– Вы говорите по-французски, молодой человек? – спросил Репнин.
Кокорев помедлил с ответом.
– На ваш взгляд, для солдатской службы русского недостаточно?
– Не по-немецки же вы говорили с немцами, когда ходили к ним с белым флагом? – бросил Репнин, однако тут же стал серьезным – Кокорев не ответил на улыбку. – Я просто знаю, – сказал Николай Алексеевич уступчиво, – переговоры там велись по-французски.
– Верно, по-французски, – внимательно посмотрел на Репнина Кокорев и вновь ссутулил плечи. Ветер гнал над Невой облако снежной пыли. – Но признайтесь, – сказал Кокорев, не сводя глаз с облака. – Признайтесь, не очень-то уютно ехать с человеком, который ходил к немцам с белым флагом?
– И это верно, – добродушно усмехнулся Репнин: ему не хотелось без крайней нужды обострять разговор. – Невелика гордость подписаться под таким миром, хотя обстоятельства могут заставить каждого… стать парламентером. Сам-то человек не вызовется.
– А я сам вызвался, – обернулся к Репнину Кокорев, и острые, с косинкой глаза его сверкнули.
Вновь взвилось над Невой снежное облако, взвилось выше каменного борта, и пороша, жесткая и льдистая, ударила в лицо.
– Знаете ли вы такое местечко… Ардаган? – вдруг закричал Кокорев, стараясь пересилить голосом ветер. Репнин определенно задел его за живое. – Ардаган. Слышали? В январе там погиб мой отец, полковой хирург… – Кокореву казалось, что его плохо слышат, и он пытался повернуться к сидящим позади и, главное, произносить каждое слово громко. – Гаубичный снаряд попал в палатку!

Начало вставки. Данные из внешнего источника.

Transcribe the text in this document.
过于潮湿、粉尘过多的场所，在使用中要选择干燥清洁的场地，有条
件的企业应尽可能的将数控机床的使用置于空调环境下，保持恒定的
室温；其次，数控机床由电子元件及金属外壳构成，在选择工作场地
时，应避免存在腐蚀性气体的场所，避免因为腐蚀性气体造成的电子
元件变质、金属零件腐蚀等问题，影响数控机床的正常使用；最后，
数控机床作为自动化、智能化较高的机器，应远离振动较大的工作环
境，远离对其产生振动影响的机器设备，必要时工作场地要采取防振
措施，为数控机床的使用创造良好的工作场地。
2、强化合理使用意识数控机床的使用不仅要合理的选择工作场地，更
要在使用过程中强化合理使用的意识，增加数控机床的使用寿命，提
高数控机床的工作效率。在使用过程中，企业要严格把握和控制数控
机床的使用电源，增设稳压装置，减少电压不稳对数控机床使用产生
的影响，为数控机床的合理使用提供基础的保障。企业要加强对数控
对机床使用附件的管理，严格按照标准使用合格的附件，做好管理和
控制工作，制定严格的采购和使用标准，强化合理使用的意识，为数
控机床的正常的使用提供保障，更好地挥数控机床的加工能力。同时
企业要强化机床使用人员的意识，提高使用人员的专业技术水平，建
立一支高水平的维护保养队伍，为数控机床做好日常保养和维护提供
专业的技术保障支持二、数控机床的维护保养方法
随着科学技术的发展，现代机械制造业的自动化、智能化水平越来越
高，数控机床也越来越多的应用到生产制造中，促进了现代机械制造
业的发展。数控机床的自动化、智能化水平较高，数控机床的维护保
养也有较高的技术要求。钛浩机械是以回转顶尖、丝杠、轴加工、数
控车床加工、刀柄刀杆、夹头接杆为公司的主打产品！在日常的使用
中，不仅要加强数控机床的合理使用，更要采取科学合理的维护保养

Там отец тачал кишки солдату, попавшему под обстрел «максима». – Кокорев умолк, дожидаясь, когда прошумит снежное облако: он потерял надежду перекричать его. – Так я хочу сказать, – произнес он неожиданно тихим голосом, когда ветер несколько смирился, – хочу сказать, что взял белый флаг потому, что думал об отце… – Кокорев снял варёжку и вытер сухой ладонью разожженное ветром лицо. – Когда мы выбрались из кольцевого окопа (слышите: была ночь, в ноябре там в четыре часа ночь!), когда выбрались из окопа и открытым полем, как полагается, с белым флагом и трубачом пошагали к немецким позициям, я все время ловил себя на мысли: «Случись это раньше – отец был бы жив». И позже, когда посреди поля, перехваченного колючей проволокой, нас встретили германские генштабисты, и еще позже, когда, точно на прием в потсдамскую резиденцию Вильгельма, к нам явился штабной генерал, одетый по сему случаю в парадный мундир с крестами, звездами, лентой через плечо, я думал об отце: «Случись это раньше…» – Кокорев посмотрел в пролет Невы, ветер улегся, и далеко справа глянули колонны Биржи, сейчас невесомые. – И еще позже, когда возвращались через поле с завязанными глазами (прежде чем отпустить, нам завязали глаза): «Случись это раньше… Он был бы жив…»
Кокорев умолк, а Репнин посмотрел вокруг: Зимний был над ними, мертвый, безгласный, с черными прямоугольниками окон.
И Репнин вдруг вспомнил светозарный августовский день четырнадцатого года и торжественную службу на второй день войны. К чему кривить душой: все казалось ему в тот день таким искренним и настоящим. И золотое летнее солнце на паркете, и бледные, в волнении лица офицеров, и сокровенные, голоса хора, поющего литургию, и сдержанный баритон дворцового священника, читающего манифест царя народу, и блеск иконы Казанской божьей матери, той самой, перед которой в горячей молитве преклонил колена Кутузов, отправляясь вослед армии, идущей на сближение с Наполеоном. Когда переполненный зал откликнулся на манифест вдохновенным «ура», слезы застлали глаза Репнина и он подумал: «Вот она, истинная Россия, и нет силы, которая повергнет ее».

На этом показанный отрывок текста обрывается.